The Justice Department has unsealed indictment charges against 28 North Korean and five Chinese citizens who were allegedly agents of North Korea’s Foreign Trade Bank and facilitated over $2.5 billion in illegal payments for the reclusive nation’s nuclear weapons program. The agents allegedly established more than 250 front companies to trick banks into processing payments through the US financial system.
According to the indictment, the North Korean and Chinese nationals were allegedly part of a “multi-year scheme to covertly access the US financial system in spite of sanctions which are intended to deal with unusual and extraordinary threats to the national security, foreign policy, and economy of the United States.”
The indictment said the alleged co-conspirators opened and operated covert branches of the Foreign Trade Bank in Thailand, Libya, Austria, Russia, Kuwait, and China, which the defendants used to engage in otherwise prohibited US dollar transactions. It also alleged they took up residence in foreign countries to operate the covert branches, from which they opened and operated front companies and worked with established third-party financial facilitators to procure commodities and facilitate payments in US dollars on behalf of parties in North Korea.
“The defendants and other co-conspirators caused correspondent banks to process at least $2.5 billion in illegal payments via over 250 front companies,” the indictment said.
Since 2013, North Korea’s Foreign Trade Bank has been on the Treasury Department’s Specially Designated Nationals and Blocked Persons (SDN) list as part of US efforts to stop North Korea’s ballistic missile and weapons of mass destruction programs. In its designation, the Treasury Department’s Office of Foreign Assets Control noted that North Korea used the Foreign Trade Bank to facilitate transactions on behalf of actors linked to North Korea’s proliferation network.

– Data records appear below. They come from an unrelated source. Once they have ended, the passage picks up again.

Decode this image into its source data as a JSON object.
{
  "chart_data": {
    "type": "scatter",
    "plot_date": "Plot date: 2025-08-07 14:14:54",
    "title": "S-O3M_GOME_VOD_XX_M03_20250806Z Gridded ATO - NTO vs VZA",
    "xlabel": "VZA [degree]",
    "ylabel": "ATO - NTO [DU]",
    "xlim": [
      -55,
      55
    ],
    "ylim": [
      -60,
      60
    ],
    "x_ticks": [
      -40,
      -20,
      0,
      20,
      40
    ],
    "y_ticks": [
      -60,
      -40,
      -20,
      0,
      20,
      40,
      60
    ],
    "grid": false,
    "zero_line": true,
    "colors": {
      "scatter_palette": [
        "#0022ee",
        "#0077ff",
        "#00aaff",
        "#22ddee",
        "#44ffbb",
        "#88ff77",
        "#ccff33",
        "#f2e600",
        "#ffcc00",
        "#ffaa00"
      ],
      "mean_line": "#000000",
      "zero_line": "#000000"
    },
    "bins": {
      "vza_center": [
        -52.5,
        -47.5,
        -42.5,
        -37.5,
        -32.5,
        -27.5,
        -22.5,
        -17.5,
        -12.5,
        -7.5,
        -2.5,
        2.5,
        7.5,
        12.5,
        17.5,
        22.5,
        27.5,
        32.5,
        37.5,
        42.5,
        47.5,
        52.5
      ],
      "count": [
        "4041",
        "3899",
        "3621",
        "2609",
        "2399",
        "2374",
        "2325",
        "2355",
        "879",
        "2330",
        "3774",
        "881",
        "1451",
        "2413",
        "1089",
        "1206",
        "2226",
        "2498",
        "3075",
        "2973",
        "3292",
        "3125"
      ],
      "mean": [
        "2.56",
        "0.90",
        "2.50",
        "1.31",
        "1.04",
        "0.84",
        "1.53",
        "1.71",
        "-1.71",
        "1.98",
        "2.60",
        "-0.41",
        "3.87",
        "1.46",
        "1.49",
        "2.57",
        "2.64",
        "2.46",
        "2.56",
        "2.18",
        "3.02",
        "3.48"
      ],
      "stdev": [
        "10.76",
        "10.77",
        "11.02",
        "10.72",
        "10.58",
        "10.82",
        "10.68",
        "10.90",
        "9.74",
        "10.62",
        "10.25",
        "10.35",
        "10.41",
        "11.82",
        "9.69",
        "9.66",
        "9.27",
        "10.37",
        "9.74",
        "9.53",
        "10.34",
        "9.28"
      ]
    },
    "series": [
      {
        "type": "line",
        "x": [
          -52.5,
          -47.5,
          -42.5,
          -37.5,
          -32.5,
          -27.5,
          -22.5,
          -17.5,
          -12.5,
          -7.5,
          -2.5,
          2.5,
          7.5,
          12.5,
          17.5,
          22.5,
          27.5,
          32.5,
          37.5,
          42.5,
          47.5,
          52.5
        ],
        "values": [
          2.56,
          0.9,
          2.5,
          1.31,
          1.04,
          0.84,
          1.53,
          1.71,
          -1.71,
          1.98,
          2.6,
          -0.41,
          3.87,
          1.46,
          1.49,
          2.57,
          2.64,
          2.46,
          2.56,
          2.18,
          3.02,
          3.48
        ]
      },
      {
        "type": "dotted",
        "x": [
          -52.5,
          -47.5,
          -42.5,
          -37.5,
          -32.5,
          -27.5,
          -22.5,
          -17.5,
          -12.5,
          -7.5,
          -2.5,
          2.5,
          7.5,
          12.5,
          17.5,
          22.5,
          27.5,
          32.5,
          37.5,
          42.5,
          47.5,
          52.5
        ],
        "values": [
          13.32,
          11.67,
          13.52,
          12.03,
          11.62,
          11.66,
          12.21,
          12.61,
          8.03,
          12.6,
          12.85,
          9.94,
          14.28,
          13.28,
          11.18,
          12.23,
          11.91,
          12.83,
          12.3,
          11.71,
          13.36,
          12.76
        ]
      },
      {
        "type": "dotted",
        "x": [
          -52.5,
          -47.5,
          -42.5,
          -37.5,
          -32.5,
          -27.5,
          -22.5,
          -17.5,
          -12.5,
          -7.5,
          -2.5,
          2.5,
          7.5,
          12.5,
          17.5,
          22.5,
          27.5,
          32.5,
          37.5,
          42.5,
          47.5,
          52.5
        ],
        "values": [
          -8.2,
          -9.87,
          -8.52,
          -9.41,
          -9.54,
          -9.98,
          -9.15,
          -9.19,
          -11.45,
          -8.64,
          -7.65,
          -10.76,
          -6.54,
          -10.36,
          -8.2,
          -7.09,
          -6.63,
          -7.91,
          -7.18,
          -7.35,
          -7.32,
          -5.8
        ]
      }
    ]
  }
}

Foreign financial institutions regularly maintain accounts at banks in the US, known as correspondent banks, which process US dollar transactions. Correspondent banks support international wire transfers for foreign customers in a currency that the foreign customer’s overseas financial institution normally does not hold on reserve, such as US dollars. It is through these accounts that the funds used in US dollar transactions clear, and SDNs are prohibited from accessing correspondent banks in the US through foreign financial institutions, either directly or indirectly.
In November 2016, the Treasury Department’s Financial Crimes Enforcement Network (FinCEN) implemented a special measure barring US financial institutions from maintaining a correspondent account for any North Korean financial institution or any party acting on its behalf. The measure also required covered financial institutions to take reasonable steps to not process a transaction for the correspondent account of a foreign bank in the US if it involved a North Korean financial institution.
Because the entire North Korea financial sector was a primary money laundering concern, FinCEN cut off all North Korean financial institutions—and entities acting on their behalf—from any trade in US dollar transactions via correspondent banking.
The charges against the defendants include, among others, conspiring to commit offenses against the US by the export of financial services from the US to an SDN in North Korea and defrauding a financial institution by concealing that they were engaged in financial transactions with a North Korean financial institution.